Piatigorsky’s journey to Los Angeles began with a dramatic sequence of events that entailed trudging across the Polish border with cello in hand in 1921, escaping police custody and deportation, and playing for food. By the early 1940’s, Piatigorsky had taken out naturalization papers and settled in Connecticut with his family. “I do not like to be called the young Russian cellist any more,” he told the Times in 1941. “. . . Please, if you speak of me, call me the ‘veteran American cellist.’ I like that much better. It makes me feel so proud!”

In 1949, Piatigorsky, now an American citizen, bought a home in the Westside Los Angeles suburb of Brentwood, where he would live for the rest of his life. Though originally a political refugee of the Soviet Union, his international success—to say nothing of his marriage to a Rothschild—placed him in a different social milieu than the broader émigré community in Los Angeles, which included numerous eminent European creative artists.
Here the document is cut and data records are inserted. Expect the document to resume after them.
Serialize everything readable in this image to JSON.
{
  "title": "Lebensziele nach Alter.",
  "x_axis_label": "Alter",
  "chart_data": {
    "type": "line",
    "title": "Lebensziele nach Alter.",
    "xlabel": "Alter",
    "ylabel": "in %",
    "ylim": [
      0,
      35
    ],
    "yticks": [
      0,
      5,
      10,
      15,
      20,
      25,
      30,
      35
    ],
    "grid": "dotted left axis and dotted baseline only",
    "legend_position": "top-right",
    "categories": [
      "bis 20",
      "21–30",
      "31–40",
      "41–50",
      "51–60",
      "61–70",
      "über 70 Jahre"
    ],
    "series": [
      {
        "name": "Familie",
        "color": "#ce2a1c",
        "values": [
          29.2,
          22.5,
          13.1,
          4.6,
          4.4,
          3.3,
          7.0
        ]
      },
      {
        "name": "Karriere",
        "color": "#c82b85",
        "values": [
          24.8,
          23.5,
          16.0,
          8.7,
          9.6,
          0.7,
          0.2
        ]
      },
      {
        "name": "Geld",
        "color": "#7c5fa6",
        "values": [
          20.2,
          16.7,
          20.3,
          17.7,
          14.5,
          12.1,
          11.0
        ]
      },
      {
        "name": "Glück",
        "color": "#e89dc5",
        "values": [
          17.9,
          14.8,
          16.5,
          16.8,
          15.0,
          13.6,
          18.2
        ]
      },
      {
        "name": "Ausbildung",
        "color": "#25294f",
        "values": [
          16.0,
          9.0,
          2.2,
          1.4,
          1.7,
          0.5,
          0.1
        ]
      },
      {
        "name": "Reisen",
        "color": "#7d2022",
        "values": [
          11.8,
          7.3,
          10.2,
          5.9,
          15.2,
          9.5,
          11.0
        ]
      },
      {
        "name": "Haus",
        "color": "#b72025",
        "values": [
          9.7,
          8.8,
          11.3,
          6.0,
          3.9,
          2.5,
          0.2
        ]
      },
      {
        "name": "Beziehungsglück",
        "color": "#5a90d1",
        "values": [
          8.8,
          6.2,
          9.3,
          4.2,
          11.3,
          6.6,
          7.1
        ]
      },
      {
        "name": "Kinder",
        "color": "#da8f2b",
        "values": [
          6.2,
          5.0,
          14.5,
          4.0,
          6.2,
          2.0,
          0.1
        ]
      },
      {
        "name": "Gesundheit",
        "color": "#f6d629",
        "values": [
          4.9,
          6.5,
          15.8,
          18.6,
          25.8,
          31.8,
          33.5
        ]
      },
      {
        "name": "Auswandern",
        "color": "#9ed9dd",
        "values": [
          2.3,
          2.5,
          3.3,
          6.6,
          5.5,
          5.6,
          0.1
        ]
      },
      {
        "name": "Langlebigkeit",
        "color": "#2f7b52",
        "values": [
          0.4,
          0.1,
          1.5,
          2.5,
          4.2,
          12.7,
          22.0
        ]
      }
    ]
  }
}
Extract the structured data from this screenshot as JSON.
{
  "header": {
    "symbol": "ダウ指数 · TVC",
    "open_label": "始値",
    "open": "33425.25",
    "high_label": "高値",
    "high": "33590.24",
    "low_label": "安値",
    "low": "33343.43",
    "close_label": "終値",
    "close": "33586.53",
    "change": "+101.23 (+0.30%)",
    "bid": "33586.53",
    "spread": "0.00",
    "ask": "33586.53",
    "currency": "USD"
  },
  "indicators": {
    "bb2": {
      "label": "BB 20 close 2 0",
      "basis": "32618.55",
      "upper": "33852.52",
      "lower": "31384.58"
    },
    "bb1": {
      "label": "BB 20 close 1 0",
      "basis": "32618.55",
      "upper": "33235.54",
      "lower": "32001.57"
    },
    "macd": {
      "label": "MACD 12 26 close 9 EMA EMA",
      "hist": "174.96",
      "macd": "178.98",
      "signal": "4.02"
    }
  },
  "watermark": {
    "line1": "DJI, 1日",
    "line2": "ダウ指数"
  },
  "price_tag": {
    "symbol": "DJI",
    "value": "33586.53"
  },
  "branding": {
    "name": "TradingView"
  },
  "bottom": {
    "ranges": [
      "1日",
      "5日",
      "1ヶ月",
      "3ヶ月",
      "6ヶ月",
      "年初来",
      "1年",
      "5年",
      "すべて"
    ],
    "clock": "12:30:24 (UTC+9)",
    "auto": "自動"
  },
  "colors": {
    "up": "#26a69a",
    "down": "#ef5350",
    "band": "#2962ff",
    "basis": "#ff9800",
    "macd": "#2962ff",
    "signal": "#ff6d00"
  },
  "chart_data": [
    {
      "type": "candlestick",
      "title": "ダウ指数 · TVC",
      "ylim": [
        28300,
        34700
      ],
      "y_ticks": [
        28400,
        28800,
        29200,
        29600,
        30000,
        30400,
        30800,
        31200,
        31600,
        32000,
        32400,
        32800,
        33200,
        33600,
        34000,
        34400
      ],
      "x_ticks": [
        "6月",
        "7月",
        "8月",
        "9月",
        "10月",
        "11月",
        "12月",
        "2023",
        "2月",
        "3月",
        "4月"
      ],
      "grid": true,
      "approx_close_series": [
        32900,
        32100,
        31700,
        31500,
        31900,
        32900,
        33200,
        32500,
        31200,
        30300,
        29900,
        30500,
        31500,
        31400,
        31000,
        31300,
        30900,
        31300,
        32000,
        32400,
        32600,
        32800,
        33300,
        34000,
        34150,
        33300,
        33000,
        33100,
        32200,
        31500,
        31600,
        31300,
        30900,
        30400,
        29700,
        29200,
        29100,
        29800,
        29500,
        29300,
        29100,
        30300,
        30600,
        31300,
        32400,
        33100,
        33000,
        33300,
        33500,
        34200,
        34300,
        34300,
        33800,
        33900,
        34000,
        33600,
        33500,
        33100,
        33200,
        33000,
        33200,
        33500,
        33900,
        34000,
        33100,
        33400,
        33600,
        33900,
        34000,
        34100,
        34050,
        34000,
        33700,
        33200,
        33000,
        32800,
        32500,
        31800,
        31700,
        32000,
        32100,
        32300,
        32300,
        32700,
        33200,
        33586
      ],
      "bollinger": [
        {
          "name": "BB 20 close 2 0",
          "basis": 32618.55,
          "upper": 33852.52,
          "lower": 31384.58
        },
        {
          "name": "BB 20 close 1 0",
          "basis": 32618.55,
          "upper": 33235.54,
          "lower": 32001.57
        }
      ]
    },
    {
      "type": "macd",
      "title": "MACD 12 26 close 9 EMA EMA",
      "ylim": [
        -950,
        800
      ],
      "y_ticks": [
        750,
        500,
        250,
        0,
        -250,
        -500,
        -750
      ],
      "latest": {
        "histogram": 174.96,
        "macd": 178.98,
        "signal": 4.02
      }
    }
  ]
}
Gregor Piatigorsky, USC Master Class
Left to right: Nathaniel Rosen, Valerie Marshall, Gregor Piatigorsky, Denis Bortt (Piatigorsky Archives/Colburn School)

Like his neighbors Heifetz and Arthur Rubinstein, Piatigorsky made occasional appearances on film during this time, including the 1947 musical drama Carnegie Hall, and put his fame to local use. When financial distress threatened the existence of the Hollywood Bowl, Piatigorsky and conductor Alfred Wallenstein donated their services, and critic Albert Goldberg praised the newly unamplified venue, which “contributed an infinitely greater degree of intimacy and contact with the audience than was ever possible, and the result was an interpretation [of the Dvořák concerto] of uncommon eloquence.”

By the mid-1950s, Piatigorsky’s artistry had begun to assume civic importance. To his regular performances were added those at public events, such as the memorial service for Albert Einstein held at UCLA in May 1955. Piatigorsky began cultivate local musical talent by judging competitions, supporting the Los Angeles Junior Philharmonic, serving as president of the Young Musicians Foundation and more. Ready to devote a significant portion of his time and energy to regular teaching—which he considered it an integral part of his personal and artistic development—he joined the faculty at the University of Southern California in 1962.

What mattered most to him as a teacher was “how [his students] will use their art as human beings in a productive life,” and he considered it his duty as a teacher to be “a good man.” He said, “Without goodness, one cannot be right in any walk of life.” Piatigorsky’s commitment to his students remained utterly undiminished as his health gradually declined. “To his students he gave all of himself,” recalled his wife, Jacqueline. “When they came early in the morning I asked, ‘Will they be here for lunch?’ ‘No,’ he said. But they were still there for dinner.”

Piatigorsky died of cancer in his home on August 6, 1976. Piatigorsky belonged to the world, but no single place in the world has greater claim on him than Los Angeles.